複数の図形に同色の塗りつぶしや枠線などを適用したい時や、[図形の書式]タブや[図の形式]タブの配置メニューで左右、上下に整列などを行いたい時はとても便利です。
サイズ調整が簡単
図形や画像を挿入したあとで、キャンバスがちょっと大きすぎるな・・・という時は、サイズ変更ハンドルをドラッグしても良いのですが、もっと簡単にできるメニューが備わっています。
キャンバスの枠線上、マウスポインターが矢印+四方向矢印の形になる位置で右クリックします。
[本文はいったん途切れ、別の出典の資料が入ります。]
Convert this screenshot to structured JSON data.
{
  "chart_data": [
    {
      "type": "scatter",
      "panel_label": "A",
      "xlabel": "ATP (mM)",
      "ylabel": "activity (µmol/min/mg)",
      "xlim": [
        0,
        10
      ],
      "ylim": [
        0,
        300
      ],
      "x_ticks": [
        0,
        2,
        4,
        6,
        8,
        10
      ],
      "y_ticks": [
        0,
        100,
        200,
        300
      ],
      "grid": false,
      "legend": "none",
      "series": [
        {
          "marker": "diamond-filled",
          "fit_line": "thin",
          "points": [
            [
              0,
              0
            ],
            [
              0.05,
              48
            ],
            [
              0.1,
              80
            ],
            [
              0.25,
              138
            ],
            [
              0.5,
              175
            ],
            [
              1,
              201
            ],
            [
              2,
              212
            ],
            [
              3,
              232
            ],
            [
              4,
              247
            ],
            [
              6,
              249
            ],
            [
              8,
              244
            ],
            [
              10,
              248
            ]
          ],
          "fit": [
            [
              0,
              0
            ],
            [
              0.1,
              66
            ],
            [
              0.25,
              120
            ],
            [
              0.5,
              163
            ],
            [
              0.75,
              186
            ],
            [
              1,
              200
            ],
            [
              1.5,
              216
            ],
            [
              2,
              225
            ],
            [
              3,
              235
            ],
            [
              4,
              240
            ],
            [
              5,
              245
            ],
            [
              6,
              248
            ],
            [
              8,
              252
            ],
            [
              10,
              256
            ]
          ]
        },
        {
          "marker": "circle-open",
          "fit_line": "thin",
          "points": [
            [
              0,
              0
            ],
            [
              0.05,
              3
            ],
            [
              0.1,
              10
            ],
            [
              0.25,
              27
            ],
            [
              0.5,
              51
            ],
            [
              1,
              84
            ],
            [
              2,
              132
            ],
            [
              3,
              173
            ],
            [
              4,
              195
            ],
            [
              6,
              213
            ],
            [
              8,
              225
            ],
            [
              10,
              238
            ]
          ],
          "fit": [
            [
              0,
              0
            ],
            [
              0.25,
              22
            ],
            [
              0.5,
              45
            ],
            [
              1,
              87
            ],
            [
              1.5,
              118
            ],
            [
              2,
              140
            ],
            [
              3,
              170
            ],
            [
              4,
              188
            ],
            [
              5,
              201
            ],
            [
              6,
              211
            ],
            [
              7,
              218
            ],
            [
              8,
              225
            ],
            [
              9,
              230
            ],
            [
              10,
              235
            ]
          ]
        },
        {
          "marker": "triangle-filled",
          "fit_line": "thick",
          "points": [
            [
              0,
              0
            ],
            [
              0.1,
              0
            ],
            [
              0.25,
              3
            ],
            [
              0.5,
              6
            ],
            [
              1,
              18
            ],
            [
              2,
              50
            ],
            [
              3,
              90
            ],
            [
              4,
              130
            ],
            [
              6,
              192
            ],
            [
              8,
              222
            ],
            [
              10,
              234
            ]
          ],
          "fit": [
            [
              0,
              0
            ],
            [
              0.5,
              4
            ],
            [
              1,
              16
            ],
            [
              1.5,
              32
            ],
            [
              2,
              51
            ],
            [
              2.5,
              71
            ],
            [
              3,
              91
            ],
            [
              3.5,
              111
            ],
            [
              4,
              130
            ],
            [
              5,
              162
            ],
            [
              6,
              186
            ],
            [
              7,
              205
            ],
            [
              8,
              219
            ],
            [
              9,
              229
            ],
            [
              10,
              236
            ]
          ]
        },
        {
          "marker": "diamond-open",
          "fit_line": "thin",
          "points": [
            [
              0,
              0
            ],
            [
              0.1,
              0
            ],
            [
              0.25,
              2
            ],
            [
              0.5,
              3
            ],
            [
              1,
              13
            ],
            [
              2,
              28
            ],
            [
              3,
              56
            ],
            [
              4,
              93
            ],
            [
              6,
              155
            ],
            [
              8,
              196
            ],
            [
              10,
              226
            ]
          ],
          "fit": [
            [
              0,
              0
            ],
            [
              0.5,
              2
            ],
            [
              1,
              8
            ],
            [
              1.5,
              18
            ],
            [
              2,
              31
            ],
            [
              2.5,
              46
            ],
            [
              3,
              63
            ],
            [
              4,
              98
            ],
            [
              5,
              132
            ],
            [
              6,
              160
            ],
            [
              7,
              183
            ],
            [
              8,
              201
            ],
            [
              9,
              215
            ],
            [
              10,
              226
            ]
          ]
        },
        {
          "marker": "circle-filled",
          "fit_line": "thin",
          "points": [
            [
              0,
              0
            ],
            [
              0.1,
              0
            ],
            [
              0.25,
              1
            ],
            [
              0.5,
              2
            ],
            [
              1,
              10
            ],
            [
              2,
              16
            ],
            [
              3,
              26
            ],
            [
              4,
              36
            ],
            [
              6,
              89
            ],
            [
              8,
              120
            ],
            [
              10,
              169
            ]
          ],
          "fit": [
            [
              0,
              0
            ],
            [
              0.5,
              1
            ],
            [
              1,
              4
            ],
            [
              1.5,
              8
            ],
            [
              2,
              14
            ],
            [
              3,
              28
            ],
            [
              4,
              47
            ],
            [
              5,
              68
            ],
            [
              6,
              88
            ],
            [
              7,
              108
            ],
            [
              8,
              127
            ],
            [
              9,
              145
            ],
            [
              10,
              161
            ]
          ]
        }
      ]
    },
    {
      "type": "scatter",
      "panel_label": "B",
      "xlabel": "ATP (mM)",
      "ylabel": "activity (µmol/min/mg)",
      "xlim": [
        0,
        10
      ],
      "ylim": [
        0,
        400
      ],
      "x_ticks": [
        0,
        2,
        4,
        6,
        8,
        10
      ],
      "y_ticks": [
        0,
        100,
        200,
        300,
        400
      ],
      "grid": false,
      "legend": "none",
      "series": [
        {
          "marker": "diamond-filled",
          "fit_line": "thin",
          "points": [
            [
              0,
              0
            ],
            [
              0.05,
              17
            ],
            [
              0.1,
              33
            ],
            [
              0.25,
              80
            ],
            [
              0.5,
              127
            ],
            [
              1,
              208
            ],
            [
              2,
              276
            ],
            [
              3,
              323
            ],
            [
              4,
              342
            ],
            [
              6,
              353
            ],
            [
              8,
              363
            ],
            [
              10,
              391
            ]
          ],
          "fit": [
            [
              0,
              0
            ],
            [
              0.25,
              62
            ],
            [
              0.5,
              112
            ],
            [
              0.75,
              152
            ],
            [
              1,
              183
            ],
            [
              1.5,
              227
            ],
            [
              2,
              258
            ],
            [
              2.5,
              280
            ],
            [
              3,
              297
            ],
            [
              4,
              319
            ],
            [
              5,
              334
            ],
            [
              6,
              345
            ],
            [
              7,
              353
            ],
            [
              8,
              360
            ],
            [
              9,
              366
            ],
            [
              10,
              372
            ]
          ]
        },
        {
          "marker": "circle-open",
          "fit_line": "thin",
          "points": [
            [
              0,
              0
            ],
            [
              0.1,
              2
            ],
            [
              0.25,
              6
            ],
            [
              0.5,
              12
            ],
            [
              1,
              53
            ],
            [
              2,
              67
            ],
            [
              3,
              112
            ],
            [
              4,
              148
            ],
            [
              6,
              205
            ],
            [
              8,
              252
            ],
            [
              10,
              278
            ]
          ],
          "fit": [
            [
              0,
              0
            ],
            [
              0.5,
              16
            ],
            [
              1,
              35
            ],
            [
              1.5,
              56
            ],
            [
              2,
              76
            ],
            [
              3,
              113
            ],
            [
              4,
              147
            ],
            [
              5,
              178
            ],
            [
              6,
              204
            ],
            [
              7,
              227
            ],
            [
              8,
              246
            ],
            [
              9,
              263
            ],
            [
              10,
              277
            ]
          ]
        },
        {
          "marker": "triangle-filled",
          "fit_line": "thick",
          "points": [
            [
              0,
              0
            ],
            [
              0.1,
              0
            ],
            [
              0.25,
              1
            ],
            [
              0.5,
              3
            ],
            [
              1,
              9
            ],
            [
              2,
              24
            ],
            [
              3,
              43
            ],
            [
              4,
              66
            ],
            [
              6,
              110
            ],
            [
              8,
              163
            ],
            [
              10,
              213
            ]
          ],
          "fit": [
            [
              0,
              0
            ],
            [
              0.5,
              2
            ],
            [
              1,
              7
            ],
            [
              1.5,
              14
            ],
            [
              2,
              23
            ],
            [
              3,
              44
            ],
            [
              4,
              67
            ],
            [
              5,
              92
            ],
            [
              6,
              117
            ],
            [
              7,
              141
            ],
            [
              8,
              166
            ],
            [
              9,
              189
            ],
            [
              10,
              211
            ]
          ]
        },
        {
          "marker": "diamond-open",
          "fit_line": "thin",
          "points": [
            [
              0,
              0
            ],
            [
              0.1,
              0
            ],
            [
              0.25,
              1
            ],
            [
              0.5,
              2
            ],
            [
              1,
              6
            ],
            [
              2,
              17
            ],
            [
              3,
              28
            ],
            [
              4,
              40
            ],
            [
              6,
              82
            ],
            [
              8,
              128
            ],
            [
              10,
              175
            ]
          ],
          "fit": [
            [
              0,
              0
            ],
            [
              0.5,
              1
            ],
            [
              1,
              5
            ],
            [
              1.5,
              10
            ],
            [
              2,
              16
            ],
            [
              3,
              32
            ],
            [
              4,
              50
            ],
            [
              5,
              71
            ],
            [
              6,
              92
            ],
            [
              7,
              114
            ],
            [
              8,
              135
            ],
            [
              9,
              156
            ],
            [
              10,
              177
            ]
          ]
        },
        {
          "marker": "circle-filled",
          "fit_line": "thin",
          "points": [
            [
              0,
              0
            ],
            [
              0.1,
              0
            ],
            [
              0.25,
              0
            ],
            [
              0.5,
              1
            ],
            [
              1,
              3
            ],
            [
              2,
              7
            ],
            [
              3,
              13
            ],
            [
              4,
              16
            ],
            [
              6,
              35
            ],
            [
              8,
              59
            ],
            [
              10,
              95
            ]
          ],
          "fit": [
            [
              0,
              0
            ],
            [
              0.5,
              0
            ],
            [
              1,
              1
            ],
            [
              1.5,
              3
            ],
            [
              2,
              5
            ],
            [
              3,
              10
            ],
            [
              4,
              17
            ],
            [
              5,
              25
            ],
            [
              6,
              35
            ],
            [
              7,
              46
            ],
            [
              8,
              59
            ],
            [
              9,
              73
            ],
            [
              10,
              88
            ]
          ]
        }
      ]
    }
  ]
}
右クリックメニューから「描画に合わせる」をクリックします。

挿入したオブジェクトがちょうど収まる大きさに自動調整されました。

また、キャンバス内で色々な図形や画像を組み合わせてみたものの、文書内に挿入するには大きすぎる・小さすぎるなどの問題が出た場合は、キャンバス枠線上を右クリックした時のメニューにある「描画のサイズ変更」をクリックします。

この状態でキャンバスの角にあるサイズ変更ハンドルをドラッグすると、中に入っている図形や画像ごと拡大・縮小が行えます。ただし、ワードアートや図形内のテキストの大きさは変わりませんので、別途フォントサイズを変更するなどして調整しましょう。

グループ化しなくても配置を崩さず移動できる
複数の図形や画像の位置を移動したい時は「グループ化」しておかないと配置が崩れてしまうという問題がありますが、描画オブジェクトに挿入した場合はわざわざグループ化しなくてもキャンバスの枠線をドラッグすれば、配置を崩す事なくまるごと移動できます。

描画キャンバスで扱えるもの
描画キャンバスに挿入できるのは図形(テキストボックス含む)、画像、アイコン(アイコンメニューから入れられるステッカー、人物の切り絵、イラスト含む)、ワードアートです。
SmartArt、グラフ、3Dオブジェクトは入れられません。
表も挿入する事はできないのですが、表の場合はテキストボックスと組み合わせて配置をしやすくする方法があります。詳しいやり方は【Word】表の移動が自由自在!テキストボックス活用法の回で書いていますので、ご参考にしていただければと思います。